Since the election defeat the old leadership has been struggling to regain control of the party; Abbott’s tactical withdrawal in favour of Nelson as a compromise candidate, reapplying pressure on Nelson to harden his line over the winter and finally, a Costello ruse to come back to the leadership have all been tried to recover ground despite the damage such moves have probably done to the party’s electoral standing.

Nelson has been like a cheap hammer broken in the process of battering Turnbull down and the Costello play was pretty well at an end. Today’s spill was less about catching Turnbull early but Nelson having his last and best chance to use the Howard legacy to keep Turnbull at bay.

That last attempt has now failed and draws a period to a close. Commentators have seen this is as a loss of the right, but this is not that helpful if reports are correct that the ‘mad, young right’ backed Turnbull. It is more to see the losers as the old leadership that arose out of the wrestles in the Liberal party that began in the Hawke years. Behind the Howard-Peacock wrangle was how to respond to Labor doing what the Liberals were supposed to, knobbling and winding down the trade union movement. Howard represented that section of the party that thought the Liberals had no choice but to carry on doing the same. This was after all what the party was about.

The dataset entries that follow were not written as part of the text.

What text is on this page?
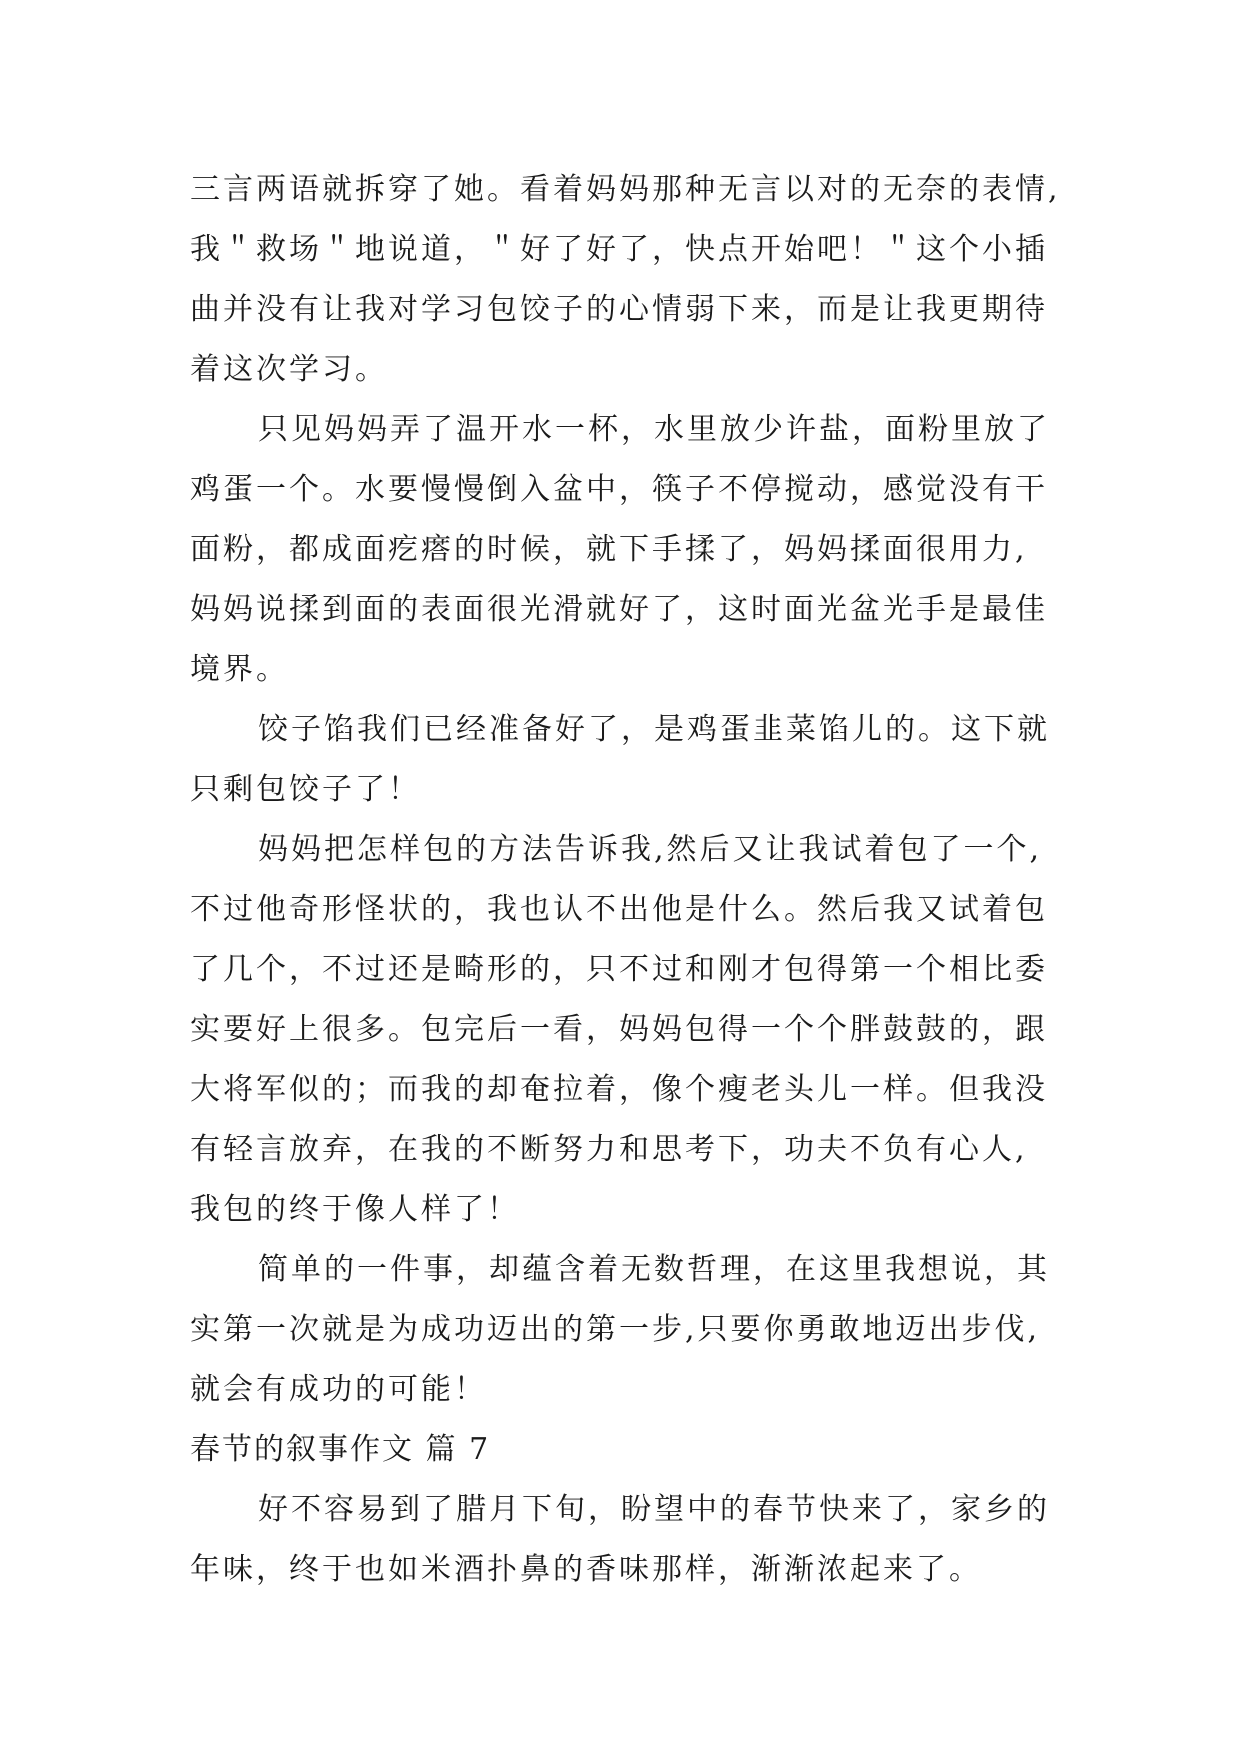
三言两语就拆穿了她。看着妈妈那种无言以对的无奈的表情,
我＂救场＂地说道，＂好了好了，快点开始吧！＂这个小插
曲并没有让我对学习包饺子的心情弱下来，而是让我更期待
着这次学习。
只见妈妈弄了温开水一杯，水里放少许盐，面粉里放了
鸡蛋一个。水要慢慢倒入盆中，筷子不停搅动，感觉没有干
面粉，都成面疙瘩的时候，就下手揉了，妈妈揉面很用力,
妈妈说揉到面的表面很光滑就好了，这时面光盆光手是最佳
境界。
饺子馅我们已经准备好了，是鸡蛋韭菜馅儿的。这下就
只剩包饺子了！
妈妈把怎样包的方法告诉我,然后又让我试着包了一个,
不过他奇形怪状的，我也认不出他是什么。然后我又试着包
了几个，不过还是畸形的，只不过和刚才包得第一个相比委
实要好上很多。包完后一看，妈妈包得一个个胖鼓鼓的，跟
大将军似的；而我的却奄拉着，像个瘦老头儿一样。但我没
有轻言放弃，在我的不断努力和思考下，功夫不负有心人,
我包的终于像人样了！
简单的一件事，却蕴含着无数哲理，在这里我想说，其
实第一次就是为成功迈出的第一步,只要你勇敢地迈出步伐,
就会有成功的可能！
春节的叙事作文 篇 7
好不容易到了腊月下旬，盼望中的春节快来了，家乡的
年味，终于也如米酒扑鼻的香味那样，渐渐浓起来了。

The irrelevance of Howard’s Workchoices exposed that such a strategy had reached its end.

Yet the Howard legacy has lingered into the post-election Liberal party because the question still remains of what will replace it. There is little sign so far that Turnbull has the answer. The media has warned us to expect fireworks but we haven’t seen many from Turnbull since the election. If anything he tends to be rather windy and waffle on. In fact so uninspiring has he been as shadow Treasurer that he has enabled Swan to look good, which is what few in the media would have predicted nine months ago.

Actually if there was anybody who had attempted something new to deal with the current period, it was Nelson. His adoption of the New Sensitivity (right to his teary farewell) gave the Rudd government its few uncomfortable moments. It may have become increasingly shrill, as the old leadership insisted he go in hard at the same time, but his attacks on petrol, carers bonuses and pensions, while of little long term effect, did at least have the government flailing around for a few days.

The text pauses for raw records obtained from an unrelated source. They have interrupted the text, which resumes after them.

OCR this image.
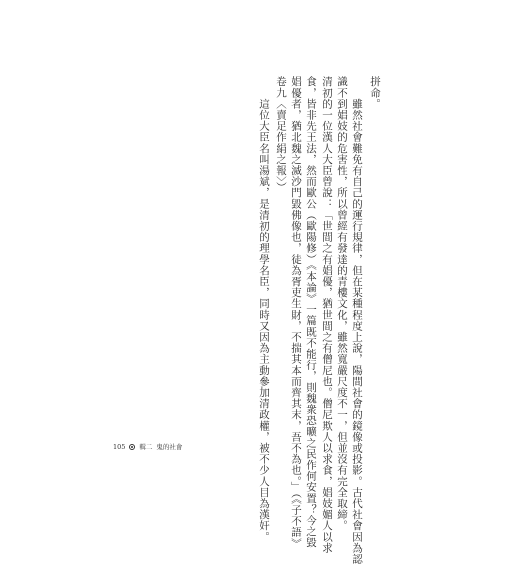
拼命。
　　雖然社會難免有自己的運行規律，但在某種程度上說，陽間社會的鏡像或投影。古代社會因為認
識不到娼妓的危害性，所以曾經有發達的青樓文化，雖然寬嚴尺度不一，但並沒有完全取締。
清初的一位漢人大臣曾說：「世間之有娼優，猶世間之有僧尼也。僧尼欺人以求食，娼妓媚人以求
食，皆非先王法，然而歐公（歐陽修）《本論》一篇既不能行，則魏衆恐曠之民作何安置？今之毀
娼優者，猶北魏之滅沙門毀佛像也，徒為胥吏生財，不揣其本而齊其末，吾不為也。」（《子不語》
卷九〈賣足作絹之報〉）
　　這位大臣名叫湯斌，是清初的理學名臣，同時又因為主動參加清政權，被不少人目為漢奸。
105 輯二 鬼的社會
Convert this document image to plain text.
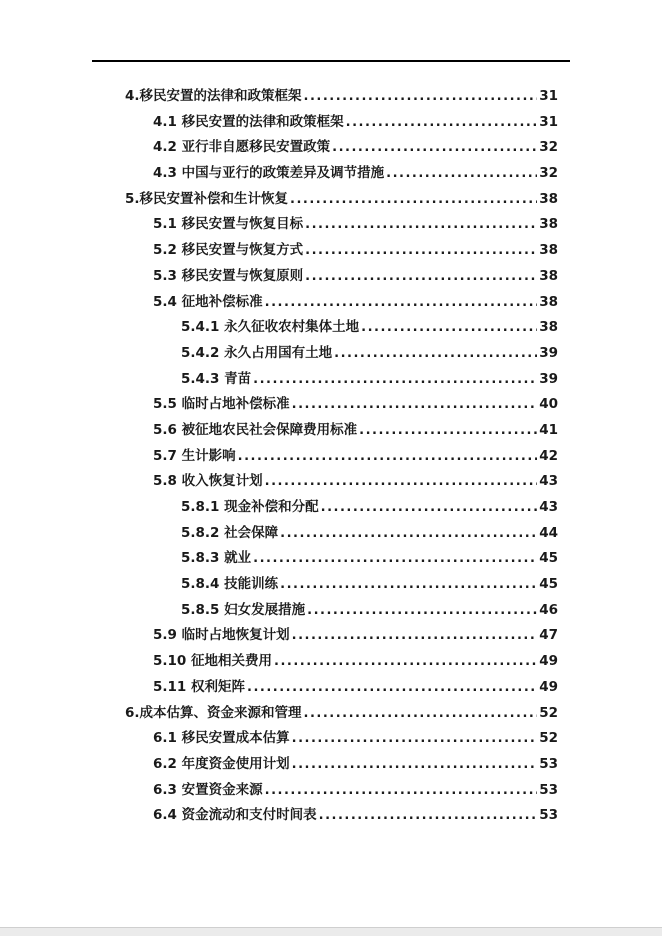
4.移民安置的法律和政策框架 .....	31
4.1 移民安置的法律和政策框架 .....	31
4.2 亚行非自愿移民安置政策 .....	32
4.3 中国与亚行的政策差异及调节措施 .....	32
5.移民安置补偿和生计恢复 .....	38
5.1 移民安置与恢复目标 .....	38
5.2 移民安置与恢复方式 .....	38
5.3 移民安置与恢复原则 .....	38
5.4 征地补偿标准 .....	38
5.4.1 永久征收农村集体土地 .....	38
5.4.2 永久占用国有土地 .....	39
5.4.3 青苗 .....	39
5.5 临时占地补偿标准 .....	40
5.6 被征地农民社会保障费用标准 .....	41
5.7 生计影响 .....	42
5.8 收入恢复计划 .....	43
5.8.1 现金补偿和分配 .....	43
5.8.2 社会保障 .....	44
5.8.3 就业 .....	45
5.8.4 技能训练 .....	45
5.8.5 妇女发展措施 .....	46
5.9 临时占地恢复计划 .....	47
5.10 征地相关费用 .....	49
5.11 权利矩阵 .....	49
6.成本估算、资金来源和管理 .....	52
6.1 移民安置成本估算 .....	52
6.2 年度资金使用计划 .....	53
6.3 安置资金来源 .....	53
6.4 资金流动和支付时间表 .....	53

Turnbull has had no such moments. His response to all of these initiatives has rather been a dry fiscal rectitude to such tactics, but not married it with the government’s reasonably effective appearance of keeping in touch. His attempt today to ‘relate’ to the common man/woman at his press conference was cack-handed (good lord, rental accommodation!) and only exposed how easily he will be classed by the government as out of touch.

Turnbull could respond to such anti-political attacks from the government by posing against the political establishment himself. On paper, given his successful career outside parliament and his short time in it, he would seem well placed to do so. Rudd has done this to some degree and it was something that Hewson, another former banker, used very effectively against Hawke before Keating exploited Hewson’s failure to understand the economic reform days were over. Yet Turnbull has not shown much sign of doing this and if anything has been rather defensive on being out of political circles since entering parliament.

Indeed Turnbull’s experience has shown that while outside Parliament he has tended to identify with the cultural political elites that Howard and Rudd have had so much fun posing themselves against (it would be interesting to wonder if Turnbull would try again as leader something like the row he picked with Rudd earlier this year over the Henson paintings). Of course, Turnbull’s most notable political position before entering Parliament was on the Republic where his insistence, like Keating, on the President being chosen by Parliament enabled Howard to outmanoeuvre them. On the Republic, Rudd has given Turnbull that deadly bipartisan bear-hug he tries on all of his opponents, but Rudd wouldn’t even ask his own party to draw up a plan for getting a President as Head of State let alone leave it to parliament to choose it.

Today represents the failure of an answer to the critical question about what the Liberal party is for, not the success of a new answer to it. Indeed, when Turnbull does have something to say he tends to sound more like Keating than anyone, which is probably not a long term strategy for the Liberal party, so it suggests we might see more waffle rather than excitement from the new Liberal leader. It might be a bit presumptive at this early stage, but he looks like an easy mark for the government.

Posted by The Piping Shrike on Tuesday, 16 September 2008.